Bellas musas son los principios que dicen defender nuestra diplomacia y nuestra política exterior. Principios, no obstante, ultrajados cuando la realidad acaba matizando el significado de las palabras. Y es que, si de verdad estamos comprometidos con la solución del conflicto palestino-israelí, deberíamos dejar de alimentar a los ejércitos de Israel con nuestras fábricas. Si vamos a luchar contra el terrorismo, combatamos también el terrorismo de Estado que practican las dictaduras de todo el mundo, aquellas que armamos, que financiamos y con las cuales nuestros líderes mantienen relaciones tan cercanas.
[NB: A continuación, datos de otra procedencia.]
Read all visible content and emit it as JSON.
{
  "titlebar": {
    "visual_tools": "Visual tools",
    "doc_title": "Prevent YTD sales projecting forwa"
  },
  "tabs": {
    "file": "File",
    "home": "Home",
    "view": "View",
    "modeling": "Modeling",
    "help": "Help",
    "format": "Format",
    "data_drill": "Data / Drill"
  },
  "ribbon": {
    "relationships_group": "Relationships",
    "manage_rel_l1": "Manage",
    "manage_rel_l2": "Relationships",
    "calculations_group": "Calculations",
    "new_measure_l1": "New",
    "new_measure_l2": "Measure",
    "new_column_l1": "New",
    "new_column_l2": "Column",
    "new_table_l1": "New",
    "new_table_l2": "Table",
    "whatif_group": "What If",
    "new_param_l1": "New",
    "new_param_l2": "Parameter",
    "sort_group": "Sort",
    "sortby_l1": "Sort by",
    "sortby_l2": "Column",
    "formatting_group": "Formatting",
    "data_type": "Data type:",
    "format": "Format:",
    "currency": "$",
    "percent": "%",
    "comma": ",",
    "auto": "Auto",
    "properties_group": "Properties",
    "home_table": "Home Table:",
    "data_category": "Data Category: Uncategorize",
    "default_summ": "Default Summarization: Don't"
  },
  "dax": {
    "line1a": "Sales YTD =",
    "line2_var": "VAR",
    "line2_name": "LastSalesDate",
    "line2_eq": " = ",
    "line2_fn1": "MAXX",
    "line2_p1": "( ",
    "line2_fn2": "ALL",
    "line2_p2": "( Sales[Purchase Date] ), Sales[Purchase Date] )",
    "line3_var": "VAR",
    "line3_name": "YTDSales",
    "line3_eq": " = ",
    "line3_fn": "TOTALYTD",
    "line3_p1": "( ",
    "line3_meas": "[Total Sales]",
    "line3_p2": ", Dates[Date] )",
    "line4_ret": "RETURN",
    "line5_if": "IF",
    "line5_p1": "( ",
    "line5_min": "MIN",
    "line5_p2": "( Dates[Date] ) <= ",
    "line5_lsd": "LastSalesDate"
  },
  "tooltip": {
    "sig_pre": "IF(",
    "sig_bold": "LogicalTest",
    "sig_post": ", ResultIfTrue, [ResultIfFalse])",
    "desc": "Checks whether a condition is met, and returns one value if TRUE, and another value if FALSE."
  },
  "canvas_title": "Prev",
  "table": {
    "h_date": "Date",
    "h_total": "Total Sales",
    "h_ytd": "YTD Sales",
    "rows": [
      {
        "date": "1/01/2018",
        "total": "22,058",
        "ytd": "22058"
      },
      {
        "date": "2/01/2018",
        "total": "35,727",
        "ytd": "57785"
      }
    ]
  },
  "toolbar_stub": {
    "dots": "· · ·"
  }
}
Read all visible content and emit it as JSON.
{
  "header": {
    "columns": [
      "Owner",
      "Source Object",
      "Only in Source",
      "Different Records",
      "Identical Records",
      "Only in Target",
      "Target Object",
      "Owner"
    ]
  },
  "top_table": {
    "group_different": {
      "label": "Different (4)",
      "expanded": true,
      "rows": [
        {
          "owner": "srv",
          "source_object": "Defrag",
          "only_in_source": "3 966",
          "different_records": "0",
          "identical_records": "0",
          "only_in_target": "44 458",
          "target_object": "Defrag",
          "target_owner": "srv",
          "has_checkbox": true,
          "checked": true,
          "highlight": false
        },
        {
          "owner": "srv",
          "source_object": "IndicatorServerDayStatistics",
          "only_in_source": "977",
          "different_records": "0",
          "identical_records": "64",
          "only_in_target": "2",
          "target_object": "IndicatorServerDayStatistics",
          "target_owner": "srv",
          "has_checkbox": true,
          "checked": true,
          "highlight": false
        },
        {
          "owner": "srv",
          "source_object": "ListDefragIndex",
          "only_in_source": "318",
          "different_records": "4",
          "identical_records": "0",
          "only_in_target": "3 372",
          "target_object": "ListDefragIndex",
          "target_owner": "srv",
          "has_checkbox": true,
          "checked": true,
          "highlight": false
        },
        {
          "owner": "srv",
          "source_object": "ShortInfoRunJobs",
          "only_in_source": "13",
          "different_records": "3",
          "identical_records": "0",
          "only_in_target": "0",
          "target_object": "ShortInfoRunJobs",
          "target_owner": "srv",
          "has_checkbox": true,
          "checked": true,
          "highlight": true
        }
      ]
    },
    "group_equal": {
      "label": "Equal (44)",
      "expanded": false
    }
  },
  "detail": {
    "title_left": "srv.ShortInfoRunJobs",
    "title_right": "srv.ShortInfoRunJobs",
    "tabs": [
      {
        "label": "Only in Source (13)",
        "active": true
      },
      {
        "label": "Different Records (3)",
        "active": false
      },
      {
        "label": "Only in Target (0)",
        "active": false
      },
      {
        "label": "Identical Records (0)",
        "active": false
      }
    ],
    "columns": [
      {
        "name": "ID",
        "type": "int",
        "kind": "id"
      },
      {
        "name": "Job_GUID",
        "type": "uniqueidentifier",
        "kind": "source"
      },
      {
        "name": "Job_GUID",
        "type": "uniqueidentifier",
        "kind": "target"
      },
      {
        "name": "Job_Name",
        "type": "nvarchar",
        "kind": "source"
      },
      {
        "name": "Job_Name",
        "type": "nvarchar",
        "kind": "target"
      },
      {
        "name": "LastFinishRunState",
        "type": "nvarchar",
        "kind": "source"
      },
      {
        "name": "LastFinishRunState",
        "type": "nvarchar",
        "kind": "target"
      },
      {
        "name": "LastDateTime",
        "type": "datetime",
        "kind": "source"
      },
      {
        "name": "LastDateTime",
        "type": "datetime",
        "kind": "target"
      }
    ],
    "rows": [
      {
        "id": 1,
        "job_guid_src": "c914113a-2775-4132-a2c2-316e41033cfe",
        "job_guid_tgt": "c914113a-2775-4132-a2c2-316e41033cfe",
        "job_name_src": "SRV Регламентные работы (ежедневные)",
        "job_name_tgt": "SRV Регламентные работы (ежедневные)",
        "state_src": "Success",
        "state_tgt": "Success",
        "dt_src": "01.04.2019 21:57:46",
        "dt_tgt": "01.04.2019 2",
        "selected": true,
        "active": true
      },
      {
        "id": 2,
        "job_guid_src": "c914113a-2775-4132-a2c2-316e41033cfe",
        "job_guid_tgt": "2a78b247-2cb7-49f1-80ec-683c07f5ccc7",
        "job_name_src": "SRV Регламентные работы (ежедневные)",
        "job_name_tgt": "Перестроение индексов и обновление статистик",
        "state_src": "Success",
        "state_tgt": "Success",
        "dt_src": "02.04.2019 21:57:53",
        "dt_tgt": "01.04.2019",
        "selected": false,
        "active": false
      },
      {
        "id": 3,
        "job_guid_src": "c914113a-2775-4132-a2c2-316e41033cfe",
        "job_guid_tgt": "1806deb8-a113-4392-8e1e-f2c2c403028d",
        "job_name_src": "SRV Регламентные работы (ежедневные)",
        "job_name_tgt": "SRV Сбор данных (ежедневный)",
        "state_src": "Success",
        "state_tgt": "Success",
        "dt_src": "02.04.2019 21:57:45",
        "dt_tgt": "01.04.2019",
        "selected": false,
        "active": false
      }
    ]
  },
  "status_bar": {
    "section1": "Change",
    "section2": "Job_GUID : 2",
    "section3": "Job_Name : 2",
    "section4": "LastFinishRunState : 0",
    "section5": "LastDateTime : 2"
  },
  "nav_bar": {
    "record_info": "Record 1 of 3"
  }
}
Si queremos salvar a Siria e Irak del colapso, dejemos de hablar del choque de civilizaciones y hablemos de petróleo y otros recursos, y de los beneficios que de ellos extraemos, nosotros y nuestros aliados incondicionales, los Estados Unidos. Redefinamos nuestro sistema de alianzas, para que, en vez de tener que prostituir nuestros derechos y principios, podamos cooperar con quienes los compartan y respeten.

Sentémonos a discutir y dejemos a un lado las banderas y las balanzas de pagos. Hablemos de quiénes somos, qué queremos y cómo queremos conseguirlo. Si lo hacemos nos daremos cuenta de las muchas cosas que tenemos en común. Pero, de nuevo, la línea entre la primera y la tercera persona del plural se hace difusa.